Thomas recalled the botanical drawings of Sydney Parkinson from the
Endeavour.
He had fallen prey to the bloody flux on the return voyage, but his superbly detailed sketches were as brilliant in their execution as Leonardo’s anatomical images. He managed a nervous smile across the desk.

“Then, sir, I accept your gracious commission,” Thomas replied.

Sir Joseph leaned forward, slapping the palms of both his hands on the desk. “I know you will not disappoint, Silkstone.”

Thomas gave an elegant nod. “And when does the
Elizabeth
arrive?”

“She was spotted five days ago off The Lizard, so by the latest accounts she should be here on tomorrow’s afternoon tide.”

The young doctor had not expected such an early arrival.

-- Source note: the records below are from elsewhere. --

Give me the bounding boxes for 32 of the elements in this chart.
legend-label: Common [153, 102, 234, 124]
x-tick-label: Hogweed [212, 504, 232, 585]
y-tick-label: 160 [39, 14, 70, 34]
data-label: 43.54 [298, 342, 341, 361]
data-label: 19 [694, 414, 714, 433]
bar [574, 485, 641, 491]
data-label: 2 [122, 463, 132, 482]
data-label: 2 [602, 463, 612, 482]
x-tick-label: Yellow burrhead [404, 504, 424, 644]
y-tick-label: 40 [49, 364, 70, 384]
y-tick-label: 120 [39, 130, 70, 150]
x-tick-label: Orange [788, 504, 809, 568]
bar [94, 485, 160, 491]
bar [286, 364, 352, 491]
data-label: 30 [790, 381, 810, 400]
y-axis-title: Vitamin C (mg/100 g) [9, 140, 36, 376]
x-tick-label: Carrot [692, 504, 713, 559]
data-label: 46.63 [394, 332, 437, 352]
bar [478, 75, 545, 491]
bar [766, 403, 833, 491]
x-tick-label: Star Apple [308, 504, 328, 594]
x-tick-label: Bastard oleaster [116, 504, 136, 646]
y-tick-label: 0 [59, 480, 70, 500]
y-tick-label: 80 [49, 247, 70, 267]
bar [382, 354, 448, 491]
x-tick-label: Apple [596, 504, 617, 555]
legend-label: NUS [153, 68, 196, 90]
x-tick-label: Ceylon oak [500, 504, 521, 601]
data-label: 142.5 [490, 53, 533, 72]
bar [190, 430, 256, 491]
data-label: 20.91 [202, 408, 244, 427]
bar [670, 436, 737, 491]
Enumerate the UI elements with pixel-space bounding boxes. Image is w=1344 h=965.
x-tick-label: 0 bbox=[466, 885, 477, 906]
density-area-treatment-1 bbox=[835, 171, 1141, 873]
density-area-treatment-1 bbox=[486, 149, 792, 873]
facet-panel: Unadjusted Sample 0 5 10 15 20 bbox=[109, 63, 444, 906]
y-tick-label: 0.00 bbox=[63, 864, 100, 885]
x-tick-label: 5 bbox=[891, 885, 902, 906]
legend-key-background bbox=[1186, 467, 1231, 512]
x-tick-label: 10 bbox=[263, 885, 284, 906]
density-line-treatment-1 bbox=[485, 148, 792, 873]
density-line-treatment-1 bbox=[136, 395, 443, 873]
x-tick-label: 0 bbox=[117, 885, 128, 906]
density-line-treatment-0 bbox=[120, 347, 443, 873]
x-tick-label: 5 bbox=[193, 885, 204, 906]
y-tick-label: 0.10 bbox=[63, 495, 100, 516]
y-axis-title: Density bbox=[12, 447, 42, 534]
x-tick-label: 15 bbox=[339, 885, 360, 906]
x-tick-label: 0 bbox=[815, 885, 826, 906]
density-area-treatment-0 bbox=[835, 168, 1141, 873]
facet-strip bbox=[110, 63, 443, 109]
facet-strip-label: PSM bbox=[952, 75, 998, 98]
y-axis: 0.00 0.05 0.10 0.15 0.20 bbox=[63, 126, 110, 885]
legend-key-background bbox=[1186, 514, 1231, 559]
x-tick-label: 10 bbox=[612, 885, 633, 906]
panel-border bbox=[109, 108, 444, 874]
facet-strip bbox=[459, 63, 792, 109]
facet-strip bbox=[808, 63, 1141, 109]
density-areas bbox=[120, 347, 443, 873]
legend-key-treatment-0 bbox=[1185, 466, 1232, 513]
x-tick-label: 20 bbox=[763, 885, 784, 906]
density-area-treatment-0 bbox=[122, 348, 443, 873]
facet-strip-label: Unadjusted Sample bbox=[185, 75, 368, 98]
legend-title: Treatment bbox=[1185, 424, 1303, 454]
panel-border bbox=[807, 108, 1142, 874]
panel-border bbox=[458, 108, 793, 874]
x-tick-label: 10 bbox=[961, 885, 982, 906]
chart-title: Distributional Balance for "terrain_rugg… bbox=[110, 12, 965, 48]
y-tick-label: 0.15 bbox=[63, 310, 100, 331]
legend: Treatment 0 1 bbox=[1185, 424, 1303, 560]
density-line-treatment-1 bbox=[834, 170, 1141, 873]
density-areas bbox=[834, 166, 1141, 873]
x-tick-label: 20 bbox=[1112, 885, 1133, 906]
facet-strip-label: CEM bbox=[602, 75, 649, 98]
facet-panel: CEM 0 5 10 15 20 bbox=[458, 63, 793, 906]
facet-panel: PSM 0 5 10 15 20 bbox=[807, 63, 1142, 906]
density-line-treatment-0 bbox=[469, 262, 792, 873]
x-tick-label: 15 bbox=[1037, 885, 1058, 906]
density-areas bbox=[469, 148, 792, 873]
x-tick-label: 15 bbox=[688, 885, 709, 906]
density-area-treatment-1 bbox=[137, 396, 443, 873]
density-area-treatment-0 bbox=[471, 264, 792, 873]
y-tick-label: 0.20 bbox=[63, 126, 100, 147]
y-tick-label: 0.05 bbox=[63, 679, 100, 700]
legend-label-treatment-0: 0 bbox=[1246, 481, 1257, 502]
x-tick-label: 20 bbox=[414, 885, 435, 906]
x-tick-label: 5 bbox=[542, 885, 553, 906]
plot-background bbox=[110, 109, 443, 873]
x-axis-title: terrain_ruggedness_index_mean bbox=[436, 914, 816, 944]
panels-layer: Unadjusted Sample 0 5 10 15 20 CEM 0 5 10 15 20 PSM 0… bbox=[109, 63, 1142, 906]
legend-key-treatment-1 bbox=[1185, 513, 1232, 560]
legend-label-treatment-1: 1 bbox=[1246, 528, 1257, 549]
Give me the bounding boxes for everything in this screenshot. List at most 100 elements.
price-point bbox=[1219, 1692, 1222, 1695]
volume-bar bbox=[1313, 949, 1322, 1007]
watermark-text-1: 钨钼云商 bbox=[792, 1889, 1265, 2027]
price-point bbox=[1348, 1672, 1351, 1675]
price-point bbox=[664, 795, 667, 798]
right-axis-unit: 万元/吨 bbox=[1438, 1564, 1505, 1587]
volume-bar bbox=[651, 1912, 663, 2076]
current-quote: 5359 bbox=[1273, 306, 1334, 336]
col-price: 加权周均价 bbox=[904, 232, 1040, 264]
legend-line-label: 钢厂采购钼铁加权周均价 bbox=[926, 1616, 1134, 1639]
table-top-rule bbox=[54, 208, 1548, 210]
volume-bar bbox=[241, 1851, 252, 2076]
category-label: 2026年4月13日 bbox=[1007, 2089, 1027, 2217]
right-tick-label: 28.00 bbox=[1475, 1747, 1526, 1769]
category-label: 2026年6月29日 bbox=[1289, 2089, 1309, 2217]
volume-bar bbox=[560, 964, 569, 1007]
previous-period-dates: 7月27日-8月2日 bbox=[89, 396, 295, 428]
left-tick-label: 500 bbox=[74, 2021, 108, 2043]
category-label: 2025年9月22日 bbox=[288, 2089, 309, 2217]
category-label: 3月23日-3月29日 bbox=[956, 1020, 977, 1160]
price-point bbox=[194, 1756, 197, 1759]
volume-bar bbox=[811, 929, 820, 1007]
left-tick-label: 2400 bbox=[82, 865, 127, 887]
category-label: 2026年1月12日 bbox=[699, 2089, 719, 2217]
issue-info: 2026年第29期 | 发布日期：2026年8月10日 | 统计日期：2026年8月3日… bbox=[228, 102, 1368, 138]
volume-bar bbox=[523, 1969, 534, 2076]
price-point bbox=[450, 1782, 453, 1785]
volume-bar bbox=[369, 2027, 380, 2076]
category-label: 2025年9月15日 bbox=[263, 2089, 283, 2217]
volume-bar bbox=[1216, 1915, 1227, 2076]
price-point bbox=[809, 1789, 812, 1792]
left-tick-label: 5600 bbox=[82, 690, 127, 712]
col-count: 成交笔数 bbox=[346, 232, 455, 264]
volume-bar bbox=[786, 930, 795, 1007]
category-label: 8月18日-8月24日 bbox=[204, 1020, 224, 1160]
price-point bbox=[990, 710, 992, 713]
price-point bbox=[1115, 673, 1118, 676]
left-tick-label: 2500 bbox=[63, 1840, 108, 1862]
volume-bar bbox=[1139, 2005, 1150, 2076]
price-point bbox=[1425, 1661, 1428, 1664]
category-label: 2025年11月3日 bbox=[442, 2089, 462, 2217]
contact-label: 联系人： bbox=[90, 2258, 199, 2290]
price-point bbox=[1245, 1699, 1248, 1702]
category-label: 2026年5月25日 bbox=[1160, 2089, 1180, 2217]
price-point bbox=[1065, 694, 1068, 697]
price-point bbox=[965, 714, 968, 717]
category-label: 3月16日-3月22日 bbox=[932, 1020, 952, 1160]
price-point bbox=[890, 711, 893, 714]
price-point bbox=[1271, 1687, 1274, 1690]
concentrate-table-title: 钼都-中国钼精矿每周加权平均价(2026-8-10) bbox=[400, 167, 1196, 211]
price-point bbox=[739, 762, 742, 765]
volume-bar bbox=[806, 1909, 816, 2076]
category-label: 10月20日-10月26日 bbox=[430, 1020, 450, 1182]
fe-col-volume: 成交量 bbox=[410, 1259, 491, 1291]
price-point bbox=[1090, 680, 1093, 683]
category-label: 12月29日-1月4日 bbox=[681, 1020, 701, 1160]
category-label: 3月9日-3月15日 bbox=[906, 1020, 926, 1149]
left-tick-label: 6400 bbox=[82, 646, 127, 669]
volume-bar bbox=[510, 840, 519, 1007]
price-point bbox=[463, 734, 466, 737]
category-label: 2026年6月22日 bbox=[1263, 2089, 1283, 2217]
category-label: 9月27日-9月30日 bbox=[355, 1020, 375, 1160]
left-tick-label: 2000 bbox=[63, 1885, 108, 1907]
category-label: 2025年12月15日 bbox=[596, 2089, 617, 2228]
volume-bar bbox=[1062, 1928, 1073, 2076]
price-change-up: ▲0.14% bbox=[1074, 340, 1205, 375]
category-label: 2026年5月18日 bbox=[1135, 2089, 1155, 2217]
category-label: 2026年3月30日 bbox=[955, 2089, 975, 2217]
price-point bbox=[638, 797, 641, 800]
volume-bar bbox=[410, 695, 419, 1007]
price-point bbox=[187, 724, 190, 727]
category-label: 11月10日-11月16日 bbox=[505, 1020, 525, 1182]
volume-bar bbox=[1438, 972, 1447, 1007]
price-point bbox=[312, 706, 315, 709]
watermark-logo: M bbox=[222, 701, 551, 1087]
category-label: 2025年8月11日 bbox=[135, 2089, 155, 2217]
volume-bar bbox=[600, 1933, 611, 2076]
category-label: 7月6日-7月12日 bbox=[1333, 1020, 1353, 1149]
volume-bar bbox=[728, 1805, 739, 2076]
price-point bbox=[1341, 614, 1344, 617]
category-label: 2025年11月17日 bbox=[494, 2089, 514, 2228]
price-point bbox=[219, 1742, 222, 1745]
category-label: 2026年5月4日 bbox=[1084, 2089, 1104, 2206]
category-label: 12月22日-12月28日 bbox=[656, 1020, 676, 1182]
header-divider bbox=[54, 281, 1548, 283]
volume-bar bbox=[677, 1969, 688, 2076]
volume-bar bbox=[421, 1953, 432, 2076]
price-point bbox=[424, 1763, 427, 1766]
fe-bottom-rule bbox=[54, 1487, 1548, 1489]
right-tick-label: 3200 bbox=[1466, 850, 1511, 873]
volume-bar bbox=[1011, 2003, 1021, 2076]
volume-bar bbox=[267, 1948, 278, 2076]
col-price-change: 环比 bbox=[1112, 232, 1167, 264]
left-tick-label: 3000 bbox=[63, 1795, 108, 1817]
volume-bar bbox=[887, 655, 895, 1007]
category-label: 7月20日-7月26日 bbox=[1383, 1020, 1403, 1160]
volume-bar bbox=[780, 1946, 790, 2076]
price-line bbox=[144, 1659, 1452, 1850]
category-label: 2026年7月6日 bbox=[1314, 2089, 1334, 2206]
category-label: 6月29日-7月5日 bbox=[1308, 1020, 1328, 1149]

There was so much to do to prepare to take delivery of the hundreds of specimens. But as if Sir Joseph had read his mind he interjected, “I have arranged for the storage of the items at kew, so that you can work on them in batches in your own premises.”

Thomas felt immense relief. “I am most grateful, sir,” he replied as Sir Joseph rose.

“I know you are the man for the job, Silkstone,” he said, extending his hand. “I have great faith in you. Play your cards right and you will go far.”

Thomas smiled, broadly this time, as he shook the great man’s hand. “I will not disappoint, Sir Joseph.”